Amit Masurkar’s protagonist in Newton is someone with a rare privilege – of having named himself. Played by Rajkummar Rao, Nutan Kumar cheekily alters two vital syllables in his uncool name and turns Newton Kumar. The film opens with the MSc (Physics) graduate munching an apple. Quite immediately he is shown to fix the fuse, much like Isaac Newton whose contribution to science spreads across various specialities. Later at a briefing session for electoral officers, the youngster’s inquisitive trait is briskly put forward.
Consequently, the film takes us to the election process which almost unanimously is an exercise to fulfil Newton’s adamancy. He plays the officer card to set up a booth where no one bothers to turn up. Even the teacher from a local minority community who helps them with the process makes a valid point, “What difference does it make if the election happens or not?” As someone unaware of the local conflicts, the film reels on Newton’s thought process that a better administration can bring out magical changes to the lives of the ill-emancipated voters in the area. In the film’s finest scene, we see him explain the process and reason behind voting to a group of clueless senior citizens. This is soon interrupted by Singh who gives a different narrative to the whole election tamasha – leading to a brawl. It gets all the more exciting when the localities claim that they need freedom from Naxalites as well as the law and order custodians.

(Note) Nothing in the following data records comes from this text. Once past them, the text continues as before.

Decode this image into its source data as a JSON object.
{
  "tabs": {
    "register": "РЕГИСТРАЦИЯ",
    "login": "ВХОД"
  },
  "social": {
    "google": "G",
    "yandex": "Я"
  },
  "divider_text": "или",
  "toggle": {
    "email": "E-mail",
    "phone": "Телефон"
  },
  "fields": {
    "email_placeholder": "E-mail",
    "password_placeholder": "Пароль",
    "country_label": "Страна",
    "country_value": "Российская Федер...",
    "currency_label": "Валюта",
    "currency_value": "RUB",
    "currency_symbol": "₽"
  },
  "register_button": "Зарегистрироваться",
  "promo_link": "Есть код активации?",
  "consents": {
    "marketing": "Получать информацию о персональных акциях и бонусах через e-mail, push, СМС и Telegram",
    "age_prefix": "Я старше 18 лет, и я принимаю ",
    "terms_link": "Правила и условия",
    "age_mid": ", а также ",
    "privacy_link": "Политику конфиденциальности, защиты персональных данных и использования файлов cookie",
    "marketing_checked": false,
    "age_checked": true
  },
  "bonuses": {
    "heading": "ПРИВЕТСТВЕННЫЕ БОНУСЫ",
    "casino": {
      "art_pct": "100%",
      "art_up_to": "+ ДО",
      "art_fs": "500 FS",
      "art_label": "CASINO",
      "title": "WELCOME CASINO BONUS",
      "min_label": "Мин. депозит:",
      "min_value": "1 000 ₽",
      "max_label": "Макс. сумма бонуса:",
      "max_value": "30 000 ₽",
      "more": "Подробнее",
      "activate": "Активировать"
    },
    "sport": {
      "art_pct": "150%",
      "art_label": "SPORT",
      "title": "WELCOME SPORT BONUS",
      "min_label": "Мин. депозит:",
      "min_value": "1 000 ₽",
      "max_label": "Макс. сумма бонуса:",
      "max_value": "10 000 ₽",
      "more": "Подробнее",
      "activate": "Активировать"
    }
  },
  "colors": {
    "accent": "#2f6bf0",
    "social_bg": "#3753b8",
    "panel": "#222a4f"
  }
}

The situation in Newton makes for a complete metamorphosis when the DGP of the area turns up to the site with a foreign journalist. Mirroring a stark social reality, the polling booth encounters an instant changeover. Smitten by the foreigner (like every other desi), the DGP talks from nine to nineteen – from her Whatsapp display picture to the Broadway play he had seen. It is as if the polling booth episode in itself was a play for the group of policemen. The media covers the “event”, the lunch gets done – only to leave the baffled Newton to take some drastic steps afterwards.
In his second feature film, Amit Masurkar makes sure to add subtexts and nuances aplenty. These aren’t hard to notice and, in many ways, make Newton all the more enjoyable. Not a plot-driven film, Newton reinforces the lead character’s state-of-mind very well before leaping into the central core. Newton cleverly addresses various social situations – child marriage, dowry, reservations, the long wait for government jobs and the very understandable fears of the common man. In one scene, we see a seasoned election officer develop cold feet upon realizing that he is posted in a Naxal-hit area. He complains of having a heart problem and claims that his doctor has particularly advised not to travel by helicopters. Oh, boy!
The smaller characters in Newton are also worthy of many thoughts. Malko (Anjali Patil) belongs to the local tribe, is educated and works to improve the conditions of her people. A prototype straight out of Swades (minus the upper-caste privilege), the girl is not one with too many opinions. She is less of an activist and more of a worker assigned to election duties. She doesn’t socialize with the policemen over lunch either – who in the first place distrusted her thanks to her local origins. She laughs along with Newton’s witty assistant Loknath (Raghubir Yadav, in his elements) and also shares frequent fundas on the region with Newton. Her incandescent eyes do not reflect fear and are hopeful. The junior cops and their tête-à-têtes further add finer layers Newton’s confident narrative. Ditto for Sanjay Mishra in a brief cameo.
And finally, as we all know, this is an all-Rajkummar Rao show. This is very, very easily the finest male performance in a Hindi film this year. Also on a completely different tangent, this man single-handedly will increase businesses of all numerologists out there given the way his career transformed post the name change. Then again, isn’t he suffering the Bhumi Pednekar Syndrome already? While she is constantly typecast as the classic small-town girl with marriage issues, Rao is very frequently seen as the timid, soft-spoken guy with volumes of untapped courage within. Yes, it is a peculiar case and we, the audience, get no bloody rights to complain!
With his handheld camera movements and refreshing still frames (remember one that focuses on Rao’s expressions as people around him speak), Masurkar gets his craft spot on. Painting a similar picture to Isaac Newton’s one-man battle against the Church of England, the title character’s name and viewpoints come out vindicated through the film’s meticulously penned screenplay. Helped further by stupendous production design and background score, Newton is pure manna from heaven for a drought-hit year for the Hindi film industry.
P.S.: I am yet to get over the twinkle in Rao’s eyes as he proudly flaunts the ‘Certificate of Excellence” for being punctual in a government office.